Die Chancen in der bAV werden enorm sein
19.02.2020
Foto: © Altstadtstudio Fotografie Mundzeck
finanzwelt: Was kann man denn stattdessen besser machen? Steinhart: So ein Modell brächte einen Makler in eine Beratungsfalle: ‚Bis zu diesem Einkommen kannst du, lieber Arbeitgeber, diesen 40-Euro-Vertrag ratierlich bekommen. Also keine Upfront-Provision. Den Rest würde ich gern mit Provision machen.‘ Da fragt sich der Arbeitgeber, warum wir nicht alles ratierlich machen? Das ist doch gut für den Kunden? Dann würde ich dem Berater wieder eine Einkommensmöglichkeit wegnehmen, die ihm jetzt ermöglicht, das Geschäft lukrativ zu machen. Berndt: Das sehe ich kritisch. Wenn wir das so der Politik erzählen, dann haben wir uns alle einen Bärendienst erwiesen. Wir bei der Stuttgarter machen es anders und wir machen damit positive Erfahrungen. Es ist an sich richtig, was Sie gesagt haben: Es gibt keine Dynamisierung der Geringverdiener-Grenze. Deswegen können die Arbeitnehmer sozusagen herauswachsen und die Förderung nicht mehr erhalten. Wir haben sehr positive Erfahrungen damit gemacht, dem Arbeitgeber zu erklären, warum er deshalb eine entsprechende Zusage am besten für alle Mitarbeiter macht. Damit bekommen wir dann die gesamte Belegschaft und nicht nur die Geringverdiener. Außerdem ist es unter Umständen auch arbeitsrechtlich ein Problem, zu differenzieren. Bei der steuerlichen Förderung sollte man gemäß Arbeitsrecht alle gleich behandeln. Wenn ich die gesamte Belegschaft habe, habe ich ja auch eine Mischfinanzierung. Auch, was die Vergütung für den Makler angeht. Die andere Diskussion zu führen, in der Hoffnung, es werde sich etwas verändern, ist gefährlich. Damit gerieten wir möglicherweise wieder in eine Diskussion über Vergütung, die nicht zielführend ist. Rehfeldt: Es ist ganz wichtig, auf den Arbeitgeber zugehen zu können und die Gesamtbelegschaft zu bekommen. Denn erstens sehe ich es auch so, dass der Personenkreis, für den das infrage kommt, doch relativ groß ist. Und ich habe den moralischen Effekt. Ich kann den Arbeitgeber ansprechen und wenn er jetzt tatsächlich nur die 50 % weitergibt und auf seine 40 Euro, die er zahlt, 60 % Förderung kriegt, liegen wir bei einem Nettoaufwand von unter 10 Euro nach Betriebsausgabenabzug. Da kann mir keiner sagen, dass der Arbeitgeber nicht bereit ist, das zu zahlen, wenn man ihn ordentlich berät und ihm erklärt, dass seine Leute dann die Möglichkeit haben, eine ordentliche Altersversorgung zu bekommen.

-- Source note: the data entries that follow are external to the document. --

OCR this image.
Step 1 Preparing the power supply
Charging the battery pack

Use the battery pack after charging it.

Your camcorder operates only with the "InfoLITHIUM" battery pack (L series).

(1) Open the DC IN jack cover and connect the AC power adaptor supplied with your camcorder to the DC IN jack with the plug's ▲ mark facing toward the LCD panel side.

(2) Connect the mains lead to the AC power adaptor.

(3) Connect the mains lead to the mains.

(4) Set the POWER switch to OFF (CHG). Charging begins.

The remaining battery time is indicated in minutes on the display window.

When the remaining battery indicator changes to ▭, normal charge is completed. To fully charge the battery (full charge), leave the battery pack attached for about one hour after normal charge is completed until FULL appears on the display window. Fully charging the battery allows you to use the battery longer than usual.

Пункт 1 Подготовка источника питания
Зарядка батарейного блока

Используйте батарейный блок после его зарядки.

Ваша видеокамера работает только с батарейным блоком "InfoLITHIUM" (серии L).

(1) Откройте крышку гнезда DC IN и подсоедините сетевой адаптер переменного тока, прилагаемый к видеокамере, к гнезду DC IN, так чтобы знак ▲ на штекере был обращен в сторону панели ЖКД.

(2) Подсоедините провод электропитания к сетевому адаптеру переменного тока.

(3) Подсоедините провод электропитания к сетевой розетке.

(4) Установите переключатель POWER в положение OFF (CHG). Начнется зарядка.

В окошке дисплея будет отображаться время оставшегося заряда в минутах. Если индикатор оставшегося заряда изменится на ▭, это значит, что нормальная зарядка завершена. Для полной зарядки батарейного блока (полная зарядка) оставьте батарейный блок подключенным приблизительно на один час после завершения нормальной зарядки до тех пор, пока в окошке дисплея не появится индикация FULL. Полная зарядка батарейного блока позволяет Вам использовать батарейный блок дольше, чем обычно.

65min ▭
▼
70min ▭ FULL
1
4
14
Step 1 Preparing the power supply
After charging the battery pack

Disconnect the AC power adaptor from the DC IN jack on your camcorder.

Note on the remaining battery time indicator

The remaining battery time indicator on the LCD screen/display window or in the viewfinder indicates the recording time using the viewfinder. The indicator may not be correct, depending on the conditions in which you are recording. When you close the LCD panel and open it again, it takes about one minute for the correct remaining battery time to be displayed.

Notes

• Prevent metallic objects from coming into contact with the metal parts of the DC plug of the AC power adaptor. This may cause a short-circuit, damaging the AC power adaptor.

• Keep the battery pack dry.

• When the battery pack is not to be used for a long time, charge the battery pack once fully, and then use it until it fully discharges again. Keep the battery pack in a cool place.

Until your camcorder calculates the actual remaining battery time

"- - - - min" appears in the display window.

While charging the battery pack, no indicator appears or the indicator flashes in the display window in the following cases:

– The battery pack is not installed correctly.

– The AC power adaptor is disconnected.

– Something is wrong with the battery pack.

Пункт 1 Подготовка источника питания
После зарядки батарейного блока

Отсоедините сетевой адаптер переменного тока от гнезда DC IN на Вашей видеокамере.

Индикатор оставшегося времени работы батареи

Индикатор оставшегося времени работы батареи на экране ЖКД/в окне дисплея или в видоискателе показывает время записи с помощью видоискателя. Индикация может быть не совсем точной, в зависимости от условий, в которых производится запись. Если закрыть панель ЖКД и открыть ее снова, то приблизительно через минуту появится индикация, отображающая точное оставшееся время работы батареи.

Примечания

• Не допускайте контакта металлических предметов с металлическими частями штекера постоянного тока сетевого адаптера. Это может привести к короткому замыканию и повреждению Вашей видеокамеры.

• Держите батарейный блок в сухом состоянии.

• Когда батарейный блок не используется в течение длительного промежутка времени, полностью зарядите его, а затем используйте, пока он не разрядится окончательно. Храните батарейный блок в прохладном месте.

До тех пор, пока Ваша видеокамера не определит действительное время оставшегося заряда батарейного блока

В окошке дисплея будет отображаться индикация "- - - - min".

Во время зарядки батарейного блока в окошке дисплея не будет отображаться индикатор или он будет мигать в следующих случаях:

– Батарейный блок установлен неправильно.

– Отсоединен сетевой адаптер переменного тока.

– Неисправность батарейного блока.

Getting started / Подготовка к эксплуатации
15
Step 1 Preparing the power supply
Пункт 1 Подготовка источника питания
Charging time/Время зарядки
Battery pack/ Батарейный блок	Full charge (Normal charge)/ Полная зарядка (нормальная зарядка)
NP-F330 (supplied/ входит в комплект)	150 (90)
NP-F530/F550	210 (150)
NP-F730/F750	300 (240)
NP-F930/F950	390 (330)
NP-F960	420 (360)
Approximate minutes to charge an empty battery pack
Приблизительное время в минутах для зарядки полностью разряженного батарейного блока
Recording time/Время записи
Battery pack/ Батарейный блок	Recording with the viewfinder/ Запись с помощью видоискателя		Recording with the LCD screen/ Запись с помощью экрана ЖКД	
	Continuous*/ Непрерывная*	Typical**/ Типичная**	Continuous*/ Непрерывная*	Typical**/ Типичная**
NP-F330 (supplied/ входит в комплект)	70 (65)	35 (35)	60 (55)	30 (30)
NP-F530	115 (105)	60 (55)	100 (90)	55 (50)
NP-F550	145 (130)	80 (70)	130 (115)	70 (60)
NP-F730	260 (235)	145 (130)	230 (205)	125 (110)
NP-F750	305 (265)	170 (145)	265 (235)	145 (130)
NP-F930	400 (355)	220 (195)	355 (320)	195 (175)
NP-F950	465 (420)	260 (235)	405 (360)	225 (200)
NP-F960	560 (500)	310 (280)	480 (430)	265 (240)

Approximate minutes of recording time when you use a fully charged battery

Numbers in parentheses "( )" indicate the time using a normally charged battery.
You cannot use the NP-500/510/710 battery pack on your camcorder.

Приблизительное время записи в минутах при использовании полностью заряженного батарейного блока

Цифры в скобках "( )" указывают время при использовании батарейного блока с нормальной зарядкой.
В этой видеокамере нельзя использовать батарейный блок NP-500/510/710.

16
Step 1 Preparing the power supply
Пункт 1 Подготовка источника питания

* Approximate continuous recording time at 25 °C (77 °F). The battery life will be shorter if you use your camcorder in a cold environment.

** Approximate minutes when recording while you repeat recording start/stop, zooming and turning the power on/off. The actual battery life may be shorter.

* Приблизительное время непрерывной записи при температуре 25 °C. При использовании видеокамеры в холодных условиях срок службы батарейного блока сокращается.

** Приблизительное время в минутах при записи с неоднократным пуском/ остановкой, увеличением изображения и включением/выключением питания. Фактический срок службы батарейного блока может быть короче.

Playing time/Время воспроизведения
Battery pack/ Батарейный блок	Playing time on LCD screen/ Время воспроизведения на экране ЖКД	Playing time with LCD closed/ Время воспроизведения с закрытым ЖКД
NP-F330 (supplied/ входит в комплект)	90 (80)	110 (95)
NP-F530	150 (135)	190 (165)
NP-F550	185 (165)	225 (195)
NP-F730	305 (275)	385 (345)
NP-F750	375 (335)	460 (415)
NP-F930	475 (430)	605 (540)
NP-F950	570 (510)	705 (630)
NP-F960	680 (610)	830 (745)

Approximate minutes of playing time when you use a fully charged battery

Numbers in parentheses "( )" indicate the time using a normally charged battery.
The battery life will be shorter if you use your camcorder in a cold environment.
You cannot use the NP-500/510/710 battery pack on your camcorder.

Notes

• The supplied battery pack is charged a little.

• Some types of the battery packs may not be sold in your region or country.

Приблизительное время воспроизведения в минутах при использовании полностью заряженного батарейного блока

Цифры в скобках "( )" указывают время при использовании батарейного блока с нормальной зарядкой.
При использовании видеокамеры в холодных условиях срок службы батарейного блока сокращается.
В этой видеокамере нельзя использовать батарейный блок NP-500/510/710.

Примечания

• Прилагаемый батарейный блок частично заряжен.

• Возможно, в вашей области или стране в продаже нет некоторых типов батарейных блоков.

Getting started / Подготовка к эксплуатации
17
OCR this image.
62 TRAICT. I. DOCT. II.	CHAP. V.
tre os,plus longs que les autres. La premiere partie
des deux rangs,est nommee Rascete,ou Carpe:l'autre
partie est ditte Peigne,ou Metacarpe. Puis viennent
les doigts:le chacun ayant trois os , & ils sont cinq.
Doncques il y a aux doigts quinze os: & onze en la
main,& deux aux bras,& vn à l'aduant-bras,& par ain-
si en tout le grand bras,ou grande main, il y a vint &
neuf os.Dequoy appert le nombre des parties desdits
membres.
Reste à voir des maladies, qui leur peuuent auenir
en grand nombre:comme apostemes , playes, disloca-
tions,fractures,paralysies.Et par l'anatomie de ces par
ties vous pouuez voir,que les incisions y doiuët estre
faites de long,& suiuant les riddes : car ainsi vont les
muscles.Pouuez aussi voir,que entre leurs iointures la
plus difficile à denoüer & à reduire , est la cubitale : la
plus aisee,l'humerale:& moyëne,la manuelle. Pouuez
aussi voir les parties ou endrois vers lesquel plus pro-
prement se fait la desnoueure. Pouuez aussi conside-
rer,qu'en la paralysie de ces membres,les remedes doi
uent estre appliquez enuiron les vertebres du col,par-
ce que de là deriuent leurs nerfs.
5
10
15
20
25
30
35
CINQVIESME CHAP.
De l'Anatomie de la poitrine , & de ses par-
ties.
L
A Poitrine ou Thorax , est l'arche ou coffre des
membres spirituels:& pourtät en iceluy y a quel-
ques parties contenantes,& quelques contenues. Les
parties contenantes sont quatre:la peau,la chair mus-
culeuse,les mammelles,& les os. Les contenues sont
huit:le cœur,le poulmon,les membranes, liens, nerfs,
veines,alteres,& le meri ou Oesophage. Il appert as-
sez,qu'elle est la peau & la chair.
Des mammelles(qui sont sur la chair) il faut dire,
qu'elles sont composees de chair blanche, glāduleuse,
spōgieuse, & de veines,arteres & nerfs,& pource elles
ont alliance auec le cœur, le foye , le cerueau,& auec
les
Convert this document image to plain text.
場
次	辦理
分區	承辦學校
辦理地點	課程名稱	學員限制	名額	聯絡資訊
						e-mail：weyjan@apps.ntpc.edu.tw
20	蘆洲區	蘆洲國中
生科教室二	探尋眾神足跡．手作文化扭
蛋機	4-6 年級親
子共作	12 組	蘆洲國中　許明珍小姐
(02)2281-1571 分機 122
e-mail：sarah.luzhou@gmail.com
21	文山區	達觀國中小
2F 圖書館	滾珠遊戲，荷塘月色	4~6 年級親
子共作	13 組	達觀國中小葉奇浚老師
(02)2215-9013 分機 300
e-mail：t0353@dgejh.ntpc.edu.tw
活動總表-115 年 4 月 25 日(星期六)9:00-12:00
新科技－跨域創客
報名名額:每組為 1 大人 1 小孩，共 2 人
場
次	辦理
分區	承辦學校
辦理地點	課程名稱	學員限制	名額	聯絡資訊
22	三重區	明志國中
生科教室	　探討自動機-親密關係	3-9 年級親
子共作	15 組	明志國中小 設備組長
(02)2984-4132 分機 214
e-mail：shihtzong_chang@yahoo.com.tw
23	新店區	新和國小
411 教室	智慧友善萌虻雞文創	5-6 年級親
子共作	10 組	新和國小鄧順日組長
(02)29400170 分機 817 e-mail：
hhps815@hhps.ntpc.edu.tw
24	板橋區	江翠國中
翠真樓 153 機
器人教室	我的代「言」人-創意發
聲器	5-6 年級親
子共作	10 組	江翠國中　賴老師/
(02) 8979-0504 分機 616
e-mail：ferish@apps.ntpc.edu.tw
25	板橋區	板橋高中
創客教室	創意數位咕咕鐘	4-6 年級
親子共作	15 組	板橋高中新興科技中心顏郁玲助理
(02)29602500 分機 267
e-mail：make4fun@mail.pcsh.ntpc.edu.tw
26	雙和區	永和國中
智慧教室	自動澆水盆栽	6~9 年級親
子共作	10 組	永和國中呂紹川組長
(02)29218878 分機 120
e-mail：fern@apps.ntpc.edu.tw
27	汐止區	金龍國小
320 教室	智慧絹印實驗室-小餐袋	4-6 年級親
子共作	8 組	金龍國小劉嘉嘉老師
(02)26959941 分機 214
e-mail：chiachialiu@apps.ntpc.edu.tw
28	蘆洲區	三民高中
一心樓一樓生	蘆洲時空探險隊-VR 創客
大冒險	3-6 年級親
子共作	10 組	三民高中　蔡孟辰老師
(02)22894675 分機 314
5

finanzwelt: Welchen Stellenwert hat denn für Sie die betriebliche Altersvorsorge bei der Bekämpfung der Altersarmut? Wie stark sehen Sie da den Anteil? Berndt: Ich glaube persönlich, dass die bAV in Zukunft die entscheidende stützende Säule zur Ergänzung der gRV sein wird – quasi als Standardversorgung. Dann wird es noch für die Einkommensstarken, wie auch immer man sie definiert, die Schicht drei geben. Aber der Kern wird im Bereich bAV ablaufen, sicher auch in Kombination mit Riester, damit man es optimieren kann. Aus meiner Sicht ist dieser Weg klar vorgezeichnet. Hanssmann: Wer bei der bAV ganz außen vor gelassen wird, das sind die Ein-Mann-Selbstständigen. Das sehe ich sehr kritisch. Ich bin grundsätzlich kein Freund der Pflichtversicherung, aber in diesem Fall wäre eine irgendwie geartete Pflicht schon sinnvoll. Natürlich muss der Selbstständige die Wahl haben zwischen gesetzlich und privat. Diese Ein-Mann-Betriebe wie z. B. Taxifahrer sorgen häufig überhaupt nicht vor und müssen dann irgendwann vom Sozialstaat aufgefangen werden. Da wäre eine obligatorische Vorsorge sowohl für den Einzelnen als auch für die Solidargemeinschaft sinnvoll. Das wird keine bAV sein. Das könnte aber Riester sein, Dritte Schicht oder ein vollkommen neues Produkt. Auf jeden Fall müsste der Solo-Selbstständige nachweisen, dass er vorsorgt.